Transmitter Selection for Secrecy in Frequency-Selective Fading With Multiple Eavesdroppers and Wireless Backhaul Links

This article investigates the secrecy performance of sub-optimal transmitter selection and optimal selection schemes in a system comprising multiple transmitters, multiple eavesdroppers, and a single destination in frequency-selective fading channels with single-carrier cyclic-prefixed modulation. Considering unreliable backhaul links between the access point and the transmitters, we analyze secrecy performance in two scenarios: when backhaul activity knowledge is available (KA) and when backhaul activity knowledge is unavailable (KU). Closed-form expressions for the secrecy outage probability (SOP) and the ergodic secrecy rate (ESR) are derived. Our analytical results show that in the backhaul KA scenario, the asymptotic limit of the SOP and the slope of the ESR are affected only by the number of transmitters and the backhaul reliability factor, and not by other system parameters.
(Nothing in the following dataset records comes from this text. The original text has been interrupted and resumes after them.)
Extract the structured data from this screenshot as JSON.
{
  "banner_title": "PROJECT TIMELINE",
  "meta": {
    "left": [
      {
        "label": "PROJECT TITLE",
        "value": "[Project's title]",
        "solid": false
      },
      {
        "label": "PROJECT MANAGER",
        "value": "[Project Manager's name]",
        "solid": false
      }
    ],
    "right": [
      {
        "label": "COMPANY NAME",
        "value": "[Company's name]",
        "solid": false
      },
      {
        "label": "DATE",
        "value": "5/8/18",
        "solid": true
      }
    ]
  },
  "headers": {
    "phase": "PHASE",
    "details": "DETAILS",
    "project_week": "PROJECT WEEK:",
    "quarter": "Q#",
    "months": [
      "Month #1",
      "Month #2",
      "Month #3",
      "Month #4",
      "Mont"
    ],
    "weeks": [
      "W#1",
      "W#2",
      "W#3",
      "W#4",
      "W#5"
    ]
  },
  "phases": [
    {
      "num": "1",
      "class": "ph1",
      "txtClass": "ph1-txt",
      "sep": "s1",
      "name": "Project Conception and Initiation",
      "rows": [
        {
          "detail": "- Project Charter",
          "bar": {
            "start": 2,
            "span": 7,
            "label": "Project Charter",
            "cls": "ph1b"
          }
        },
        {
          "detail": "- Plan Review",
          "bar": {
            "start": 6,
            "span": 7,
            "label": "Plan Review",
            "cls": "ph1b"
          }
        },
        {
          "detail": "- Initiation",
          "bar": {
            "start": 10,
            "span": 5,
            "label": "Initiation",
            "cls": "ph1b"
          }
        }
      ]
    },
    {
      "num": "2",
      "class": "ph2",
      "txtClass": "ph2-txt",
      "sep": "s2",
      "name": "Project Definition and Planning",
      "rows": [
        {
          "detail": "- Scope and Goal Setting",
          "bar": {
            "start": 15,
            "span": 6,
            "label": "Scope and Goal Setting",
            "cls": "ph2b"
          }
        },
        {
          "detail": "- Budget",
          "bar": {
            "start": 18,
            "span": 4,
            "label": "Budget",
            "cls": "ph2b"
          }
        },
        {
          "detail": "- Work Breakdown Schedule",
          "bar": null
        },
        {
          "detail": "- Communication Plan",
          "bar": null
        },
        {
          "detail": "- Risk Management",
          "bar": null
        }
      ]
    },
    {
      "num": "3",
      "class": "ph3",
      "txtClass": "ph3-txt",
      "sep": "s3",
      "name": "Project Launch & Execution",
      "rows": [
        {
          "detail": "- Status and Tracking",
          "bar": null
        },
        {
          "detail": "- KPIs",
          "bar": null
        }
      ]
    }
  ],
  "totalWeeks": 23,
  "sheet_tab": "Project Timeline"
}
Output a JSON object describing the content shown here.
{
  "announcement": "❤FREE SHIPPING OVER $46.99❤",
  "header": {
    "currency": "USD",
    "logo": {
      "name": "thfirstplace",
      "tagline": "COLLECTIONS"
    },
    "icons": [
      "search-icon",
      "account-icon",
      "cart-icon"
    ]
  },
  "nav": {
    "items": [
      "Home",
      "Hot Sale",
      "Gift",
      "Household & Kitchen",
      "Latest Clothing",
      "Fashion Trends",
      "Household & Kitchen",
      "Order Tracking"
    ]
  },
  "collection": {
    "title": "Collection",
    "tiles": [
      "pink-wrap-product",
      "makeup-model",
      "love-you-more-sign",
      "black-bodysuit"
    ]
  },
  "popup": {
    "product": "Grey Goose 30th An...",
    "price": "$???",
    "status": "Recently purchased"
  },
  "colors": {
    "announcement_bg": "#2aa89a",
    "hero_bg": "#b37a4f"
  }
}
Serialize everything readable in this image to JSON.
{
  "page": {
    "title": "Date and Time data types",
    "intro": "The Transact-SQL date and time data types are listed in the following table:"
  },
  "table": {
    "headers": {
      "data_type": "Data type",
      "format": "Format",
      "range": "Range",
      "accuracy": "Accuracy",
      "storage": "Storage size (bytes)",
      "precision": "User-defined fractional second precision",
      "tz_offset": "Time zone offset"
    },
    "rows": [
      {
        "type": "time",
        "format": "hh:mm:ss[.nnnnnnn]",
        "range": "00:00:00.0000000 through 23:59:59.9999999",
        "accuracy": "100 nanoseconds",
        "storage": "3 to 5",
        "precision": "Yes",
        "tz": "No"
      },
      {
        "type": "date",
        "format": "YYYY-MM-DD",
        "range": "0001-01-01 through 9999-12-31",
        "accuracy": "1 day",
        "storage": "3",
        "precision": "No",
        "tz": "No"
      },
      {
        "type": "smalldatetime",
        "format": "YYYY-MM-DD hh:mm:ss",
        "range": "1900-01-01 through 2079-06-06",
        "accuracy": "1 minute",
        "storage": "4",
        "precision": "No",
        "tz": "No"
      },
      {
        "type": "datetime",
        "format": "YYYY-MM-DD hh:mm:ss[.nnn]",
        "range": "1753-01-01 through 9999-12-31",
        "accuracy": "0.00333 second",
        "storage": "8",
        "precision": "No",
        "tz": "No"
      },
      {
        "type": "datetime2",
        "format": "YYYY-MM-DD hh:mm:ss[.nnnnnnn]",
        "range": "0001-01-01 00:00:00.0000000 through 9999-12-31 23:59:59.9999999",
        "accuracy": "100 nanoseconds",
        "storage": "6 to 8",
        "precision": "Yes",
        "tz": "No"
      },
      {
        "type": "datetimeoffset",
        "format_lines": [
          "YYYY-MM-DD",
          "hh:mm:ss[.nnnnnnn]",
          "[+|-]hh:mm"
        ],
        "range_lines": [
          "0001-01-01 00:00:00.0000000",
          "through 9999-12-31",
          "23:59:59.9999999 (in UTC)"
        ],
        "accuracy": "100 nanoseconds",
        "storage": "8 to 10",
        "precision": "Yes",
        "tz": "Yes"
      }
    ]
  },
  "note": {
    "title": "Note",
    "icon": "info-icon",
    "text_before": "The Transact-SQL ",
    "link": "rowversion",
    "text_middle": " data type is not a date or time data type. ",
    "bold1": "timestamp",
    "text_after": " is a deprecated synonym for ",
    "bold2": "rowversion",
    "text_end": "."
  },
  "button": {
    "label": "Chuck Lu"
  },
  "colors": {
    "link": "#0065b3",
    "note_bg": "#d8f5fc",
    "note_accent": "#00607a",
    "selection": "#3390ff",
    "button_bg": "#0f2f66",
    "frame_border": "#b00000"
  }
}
In contrast, only the backhaul reliability factor affects these two performances in the backhaul KU scenario. These performances are independent of the number of eavesdroppers in both backhaul KA and KU scenarios. Our findings demonstrate that acquiring knowledge of the activity of backhaul links yields better secrecy performance as compared to acquiring knowledge of the channel state information of the eavesdroppers. We also show that the secrecy diversity order of both selection schemes under perfectly reliable (wired) backhaul links is identical.